Though most of the music and lyrics of The Doors was written by Jim Morrison and Robbie Kreiger, Manzarek’s organ was vital in creating that unique Doors sound, especially live as the band didn’t employ a bassplayer, instead relying on Manzarek’s deft left hand. It was Morrison and Manzarek who created the chemistry of the band. In the early records – their self-titled debut and Strange Days – Morrison’s voice combined with Manzarek’s organ to create that inimitable sound of dryness that made the Doors.

As well as being vital to the music of The Doors, Manzarek was an important source for the mythology of Morrison. Many times he told the story of when he first heard Morrison sing his lyrics. They met one day on Venice beach, California, having known each other from university where they both studied film. Morrison told Manzarek about the lyrics he was writing and the music he could hear in his head, describing it as like having a concert in his mind. Manzarek asked him to sing a few lines and Morrison did, digging his hands into the sand and releasing it through his fingers first. The song he sang was Moonlight Drive which would later appear on Strange Days, leaving Marizarek so impressed he decided that they should form a band.

With such an erratic frontman, it’s amazing that The Doors released six albums and played so many gigs.
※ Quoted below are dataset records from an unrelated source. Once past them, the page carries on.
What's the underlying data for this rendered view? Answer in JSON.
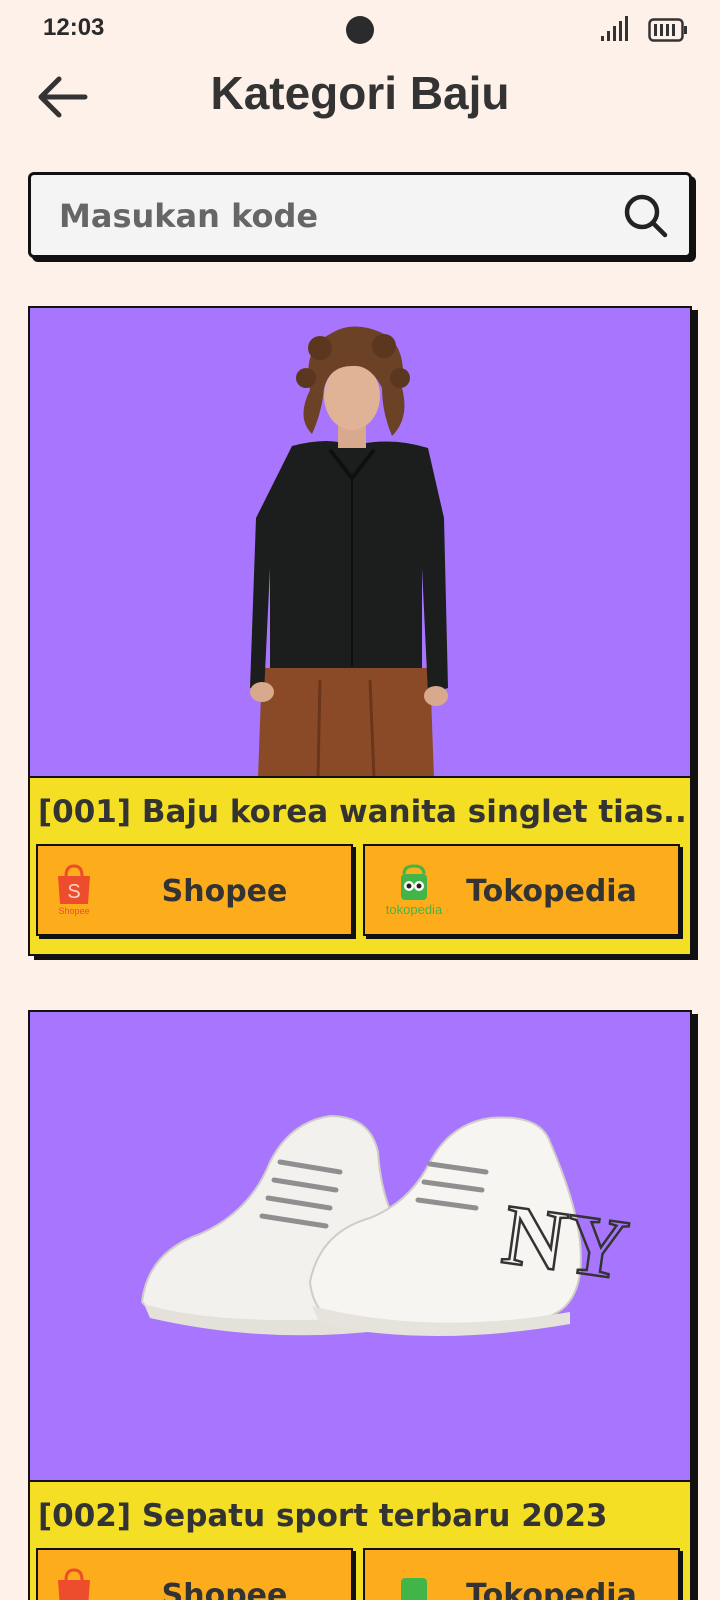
{
  "status": {
    "time": "12:03"
  },
  "header": {
    "title": "Kategori Baju"
  },
  "search": {
    "placeholder": "Masukan kode"
  },
  "stores": {
    "shopee_label": "Shopee",
    "shopee_logo_text": "Shopee",
    "tokopedia_label": "Tokopedia",
    "tokopedia_logo_text": "tokopedia"
  },
  "products": [
    {
      "title": "[001] Baju korea wanita singlet tias..."
    },
    {
      "title": "[002] Sepatu sport terbaru 2023"
    }
  ],
  "colors": {
    "background": "#fdf1ea",
    "card_image_bg": "#a876fe",
    "card_body_bg": "#f5df24",
    "button_bg": "#fdad1b"
  },
  "icons": [
    "back-arrow-icon",
    "search-icon",
    "signal-icon",
    "battery-icon",
    "shopee-logo",
    "tokopedia-logo"
  ]
}
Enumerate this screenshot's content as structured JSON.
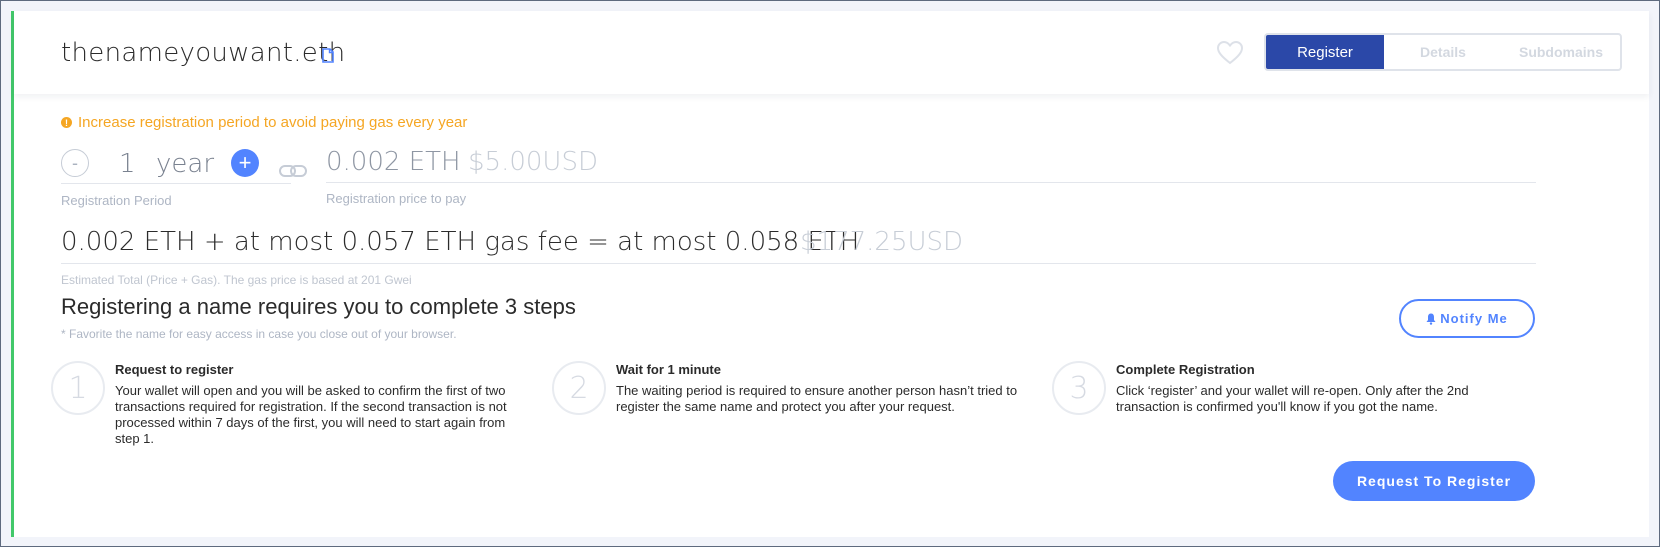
{
  "header": {
    "name": "thenameyouwant.eth",
    "tabs": [
      {
        "label": "Register",
        "active": true
      },
      {
        "label": "Details",
        "active": false
      },
      {
        "label": "Subdomains",
        "active": false
      }
    ]
  },
  "warning": {
    "text": "Increase registration period to avoid paying gas every year"
  },
  "period": {
    "minus_label": "-",
    "value": "1",
    "unit": "year",
    "plus_label": "+",
    "label": "Registration Period"
  },
  "price": {
    "eth": "0.002 ETH",
    "usd": "$5.00USD",
    "label": "Registration price to pay"
  },
  "total": {
    "text": "0.002 ETH + at most 0.057 ETH gas fee = at most 0.058 ETH",
    "usd": "$177.25USD",
    "label": "Estimated Total (Price + Gas). The gas price is based at 201 Gwei"
  },
  "steps_section": {
    "title": "Registering a name requires you to complete 3 steps",
    "note": "* Favorite the name for easy access in case you close out of your browser.",
    "notify_label": "Notify Me",
    "steps": [
      {
        "number": "1",
        "title": "Request to register",
        "description": "Your wallet will open and you will be asked to confirm the first of two transactions required for registration. If the second transaction is not processed within 7 days of the first, you will need to start again from step 1."
      },
      {
        "number": "2",
        "title": "Wait for 1 minute",
        "description": "The waiting period is required to ensure another person hasn’t tried to register the same name and protect you after your request."
      },
      {
        "number": "3",
        "title": "Complete Registration",
        "description": "Click ‘register’ and your wallet will re-open. Only after the 2nd transaction is confirmed you'll know if you got the name."
      }
    ]
  },
  "actions": {
    "request_label": "Request To Register"
  },
  "colors": {
    "accent": "#5284ff",
    "tab_active": "#2b48a8",
    "warning": "#f5a623",
    "status_bar": "#42c86a"
  }
}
Without Manzarek it’s probable that Morrison would have self-destructed a lot earlier than he did, with the lead singer once remarking ‘I only have to take one look at Ray to know that I’ve gone too far’.

It would be understandable if Manzarek had tired of talking about Jim all the time in interviews but this not the impression you get from the man. Although the band was together only five or six years, playing in a band creates strong bonds so it was out of a deep sense of loyalty that Manzarek made the truth about Morrison known, a feeling that is shared by the two remaining Doors, Robbie Kreiger and John Densmore. 

While Manzareks fame may have paled in Morrisons demigod-like shadow, his death can remind us all to appreciate the important role he played in The Doors, not only in keeping the group together but also in helping define their sound. Manzarek was undoubtedly a legendary keyboard player for an iconic band and the world of music is weakened by his final bow.